Initially the Court rules that the trial court had erred in applying the Frye test at all, holding that the Frye test applies only to the use of scientific theories or processes to produce results, and not to testimony or conclusions based on experience and observation about human behavior for the purpose of explaining that behavior.
May want to request pre- trial hearing pursuant to Rules 104(a) and (b), Ariz. R. Evid.
(a) In General. The court must decide any preliminary question about whether a witness is qualified, a privilege exists, or evidence is admissible. In so deciding, the court is not bound by evidence rules, except those on privilege. (b) Relevance That Depends on a Fact. When the relevance of evidence depends on whether a fact exists, proof must be introduced sufficient to support a finding that the fact does exist. The court may admit the proposed evidence on the condition that the proof be introduced later. Rule 104(a) and (b), Ariz. R. Evid.
A.Establish qualifications even if opposing counsel stipulates to the same. B.Establish lack of bias, i.e. works for plaintiffs and defendants. C.Ask about subject matter upon which expert has been asked to opine. Rule 705, Ariz.
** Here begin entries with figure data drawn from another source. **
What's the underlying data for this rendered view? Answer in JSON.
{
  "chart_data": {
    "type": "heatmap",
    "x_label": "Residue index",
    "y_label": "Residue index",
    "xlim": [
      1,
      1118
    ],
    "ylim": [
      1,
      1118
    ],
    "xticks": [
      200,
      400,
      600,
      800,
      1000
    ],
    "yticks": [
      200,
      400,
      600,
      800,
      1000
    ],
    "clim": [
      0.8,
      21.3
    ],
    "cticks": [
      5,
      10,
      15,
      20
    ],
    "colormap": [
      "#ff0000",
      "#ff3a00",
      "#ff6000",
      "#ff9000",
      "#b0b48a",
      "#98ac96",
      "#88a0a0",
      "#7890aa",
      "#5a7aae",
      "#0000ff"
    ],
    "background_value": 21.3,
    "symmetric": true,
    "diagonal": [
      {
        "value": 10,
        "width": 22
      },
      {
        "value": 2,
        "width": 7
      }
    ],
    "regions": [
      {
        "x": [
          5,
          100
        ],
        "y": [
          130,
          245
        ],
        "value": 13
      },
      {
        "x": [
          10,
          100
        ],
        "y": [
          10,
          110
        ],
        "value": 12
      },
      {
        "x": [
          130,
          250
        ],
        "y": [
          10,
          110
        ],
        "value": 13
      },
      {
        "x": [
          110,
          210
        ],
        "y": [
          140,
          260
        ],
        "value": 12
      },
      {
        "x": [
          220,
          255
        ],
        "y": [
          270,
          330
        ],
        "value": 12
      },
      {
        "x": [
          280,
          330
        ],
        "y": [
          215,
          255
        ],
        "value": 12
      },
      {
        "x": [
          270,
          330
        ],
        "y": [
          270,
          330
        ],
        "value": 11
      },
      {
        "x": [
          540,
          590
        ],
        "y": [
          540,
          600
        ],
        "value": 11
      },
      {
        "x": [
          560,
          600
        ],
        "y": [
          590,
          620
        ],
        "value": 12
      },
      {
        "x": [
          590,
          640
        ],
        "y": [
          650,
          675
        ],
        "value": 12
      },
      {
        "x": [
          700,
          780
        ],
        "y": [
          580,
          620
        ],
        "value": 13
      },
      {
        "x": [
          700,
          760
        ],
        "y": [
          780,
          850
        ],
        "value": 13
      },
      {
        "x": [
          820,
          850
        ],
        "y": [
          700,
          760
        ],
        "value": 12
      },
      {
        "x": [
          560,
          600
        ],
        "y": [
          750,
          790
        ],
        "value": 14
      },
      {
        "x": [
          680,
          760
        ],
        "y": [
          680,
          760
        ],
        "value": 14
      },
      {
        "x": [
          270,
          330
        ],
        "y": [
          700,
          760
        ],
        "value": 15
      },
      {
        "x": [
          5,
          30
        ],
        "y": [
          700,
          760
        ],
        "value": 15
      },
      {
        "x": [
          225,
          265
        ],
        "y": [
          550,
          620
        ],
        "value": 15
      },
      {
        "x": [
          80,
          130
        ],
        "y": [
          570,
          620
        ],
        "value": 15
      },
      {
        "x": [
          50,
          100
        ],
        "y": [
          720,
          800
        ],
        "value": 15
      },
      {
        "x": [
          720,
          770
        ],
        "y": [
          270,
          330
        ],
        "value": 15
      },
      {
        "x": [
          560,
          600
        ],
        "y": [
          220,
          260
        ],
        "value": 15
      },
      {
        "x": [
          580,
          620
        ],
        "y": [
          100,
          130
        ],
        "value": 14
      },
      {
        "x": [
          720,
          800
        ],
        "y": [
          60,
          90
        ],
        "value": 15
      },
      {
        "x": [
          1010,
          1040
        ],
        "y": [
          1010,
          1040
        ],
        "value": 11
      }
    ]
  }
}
R. Evid., allows opinions without first testifying to underlying facts and data.
Unless the court orders otherwise, an expert may state an opinion--and give the reasons for it--without first testifying to the underlying facts or data. But the expert may be required to disclose those facts or data on cross-examination. Rule 705, Ariz. R. Evid.
D.Establish grounds for each opinion offered. Have expert discuss facts and data relied upon and have expert discuss inferences and assumptions made. E.Do not hesitate to refresh recollection, even with a leading question or two if necessary. F.Warn expert to repeat questions to self on cross-examination prior to answering and to only answer questions asked. Advise your expert to not anticipate where opposing counsel is going.
G.Expert’s body language should be the same on direct and cross examination. H.Instruct expert (particularly new expert) that his or her testimony is not designed to show how smart they are – stick to the subject matter in issue. I.Remember you have re-direct examination and closing argument.
A.In respectful manner and only when appropriate review weaknesses in training, education and experience – be careful. B.Lock expert into factual assumptions made, especially if those facts are in dispute, self-serving to party offering or are erroneous.
C.Do not argue with opposing expert! 1.Not professional and will cause jury empathy. 2.You are not smarter than expert in his or her field. D.If you represent a defendant, remember your expert will have a chance to critique the validity of the opposing expert’s opinions and/or the facts upon which they are predicated.
E.If you represent plaintiff have your expert critique opposing experts expected opinions or better yet, the false or unreliable facts upon which their opinions are predicated. F.If opposing expert’s opinions are tangential to issues at bar or not in direct opposition to those tendered by your expert, remember you have rebuttal and closing argument.
G. Do not ask one question too many or that you do not know answer to – you might get burned.